For those who love the Marxist comedies – as in the Marx Brothers – their first Paramount movies are much funnier and more chaotic than the most staid MGM released. Here Groucho, Chico and Harpo Zeppo take on the higher education institution in this farce wild and crazy. Groucho plays Professor Wagstaff, President of College of Huxley, who decides to reinforce the registration by the staging of a football match winning. Zeppo plays his son, Chico is a bootlegger and a seller of ice and Harpo is the receiver for dogs who are more interested in catch women. Script smart, funny was written by Bert Kalmar, Harry Ruby and S.J. Perelman and co-écrit also Ruby musical numbers include the classics “Whatever it is, I’m against it” and “everyone says I Love You”.
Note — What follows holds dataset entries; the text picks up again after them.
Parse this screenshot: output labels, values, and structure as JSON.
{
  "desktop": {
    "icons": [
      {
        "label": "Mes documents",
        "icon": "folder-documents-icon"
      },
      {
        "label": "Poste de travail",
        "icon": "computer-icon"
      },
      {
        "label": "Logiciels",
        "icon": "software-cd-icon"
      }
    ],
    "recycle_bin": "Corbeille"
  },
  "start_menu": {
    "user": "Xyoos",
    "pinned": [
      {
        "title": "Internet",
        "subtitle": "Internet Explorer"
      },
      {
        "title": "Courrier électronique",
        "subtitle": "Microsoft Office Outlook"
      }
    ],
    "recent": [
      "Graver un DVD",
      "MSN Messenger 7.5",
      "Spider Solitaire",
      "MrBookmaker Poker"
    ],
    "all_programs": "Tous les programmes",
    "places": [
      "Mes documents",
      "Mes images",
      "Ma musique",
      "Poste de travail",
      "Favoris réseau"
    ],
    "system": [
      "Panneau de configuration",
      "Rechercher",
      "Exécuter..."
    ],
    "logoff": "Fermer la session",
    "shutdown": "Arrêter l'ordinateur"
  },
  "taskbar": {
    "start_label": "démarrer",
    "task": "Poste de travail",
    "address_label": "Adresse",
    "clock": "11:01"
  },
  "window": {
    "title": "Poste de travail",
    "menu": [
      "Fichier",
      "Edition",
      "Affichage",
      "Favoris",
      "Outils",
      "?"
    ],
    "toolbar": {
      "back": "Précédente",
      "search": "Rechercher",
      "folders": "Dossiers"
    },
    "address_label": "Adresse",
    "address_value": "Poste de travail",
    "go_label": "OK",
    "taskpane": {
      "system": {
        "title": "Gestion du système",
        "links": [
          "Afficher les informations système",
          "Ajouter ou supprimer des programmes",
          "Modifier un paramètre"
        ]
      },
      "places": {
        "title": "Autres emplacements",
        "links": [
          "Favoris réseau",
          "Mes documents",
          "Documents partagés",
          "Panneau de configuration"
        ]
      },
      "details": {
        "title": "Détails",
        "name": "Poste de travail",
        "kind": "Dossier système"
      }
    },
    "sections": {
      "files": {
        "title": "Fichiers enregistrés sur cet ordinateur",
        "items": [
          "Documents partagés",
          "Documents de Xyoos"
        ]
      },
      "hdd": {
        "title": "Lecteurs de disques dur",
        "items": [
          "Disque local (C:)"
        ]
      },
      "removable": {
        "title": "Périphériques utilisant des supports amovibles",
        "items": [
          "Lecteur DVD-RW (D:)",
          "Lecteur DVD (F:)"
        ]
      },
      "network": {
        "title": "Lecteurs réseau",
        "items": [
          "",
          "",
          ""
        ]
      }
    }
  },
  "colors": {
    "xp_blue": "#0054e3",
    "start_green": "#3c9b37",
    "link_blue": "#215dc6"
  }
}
“It Happened One Night”(1934)”.”

This romantic farce citizen is considered the granddaddy of the screwball comedy genre. He won the Oscar for best film, actor of Clark Gable, Claudette Colbert, actress Director Frank Capra and scenario Robert Riskin. Colbert plays a spoiled heiress who flees her impending marriage to airman and sets out on the lam. Gable is a down-on-his-luck journalist who recognizes him when she gets on a bus and decides to befriend him, so he can get an exclusive. Of course, they fall in love before the fade-out. Don’t miss the scene wherein they are sharing one bed hotel and Gable shows Colbert order wherein he undresses. The fact that pinion did not wear a singlet caused a sensation.

“This is a gift” (1934)

Let us now praise Mr. Muckle and Carl LaFong. They are involved in two of the best gags in what is probably the most satisfying the W.C. Fields comedy. Fields, which helped to write the script under the nom de plume of Charles Bogle, plays Harold Bissonette, a trader from small town which is constantly being beaten by his family, friends and clients, such as Mr. Muckle (Charles Sellon), a man blind Grinch who is hard of hearing and in turn destroys everything in sight to the Bissonette store. Another point of the high esteem Bissonette try sleeping on the porch of the family, where he is harassed by the insurance vendor looking for a man named Carl LaFong. The final scene was filmed in the own fields, new area of 7 acres in Encino.

“Easy life” (1937)

With Carole Lombard and Irene Dunne, Jean Arthur was one of the Queens of comedy during the 1930s and 1940s. It gives one of his best amazed funny turns in this sparkling screwball comedy written by the great Preston Sturges – his first film contract with Paramount – and led by the former Mitchell Leisen Decorator. Located in the city of New York, the characteristics of film Arthur playing a clerk named Mary Smith, who is sitting on a double-decker bus, one day, when a fur coat cost falls window and landed on her head. Needless to say that his life is never the same. Edward Arnold plays the rich investor who launched the mantle and Ray Milland is his son, who seeks to make it without the help of his dad.

“Ball of fire” (1941)

Gary Cooper and Barbara Stanwyck played in two films in 1941: Frank Capra political fable “meet John Doe” and this delightful comedy Howard Hawks. It includes a script of razor of none other than Billy Wilder and Charles Brackett, a clever reimagining of “snow white and the seven dwarfs.”

Cooper played the timid, earnest young Professor Bertram Potts, who lives with a group of eccentric professors compile an encyclopedia of human knowledge. Although Potts research on modern slang, he became interested in a burlesque performer, named “sugarpuss” O’Shea (Stanwyck in her performance appointed as the Oscar). She is not interested in helping him with his research until the cops appear who want to question him about her boyfriend mob boss (Dana Andrews). Hide by cops, she takes refuge in the home of Professor and he is not long before Sugarpuss and Bertram fall in love. Martha Tilton provided vocals for his “Drum Boogie”, number Stanwyck carried out by famous Gene Krupa and his band. (Ginger Rogers and Carole Lombard denied role.) Lucille Ball almost had the job until that Cooper recommended Stanwyck).

And good night.

Great uncle of Drew Barrymore appears in 1946 “it’s a wonderful life.” Who is?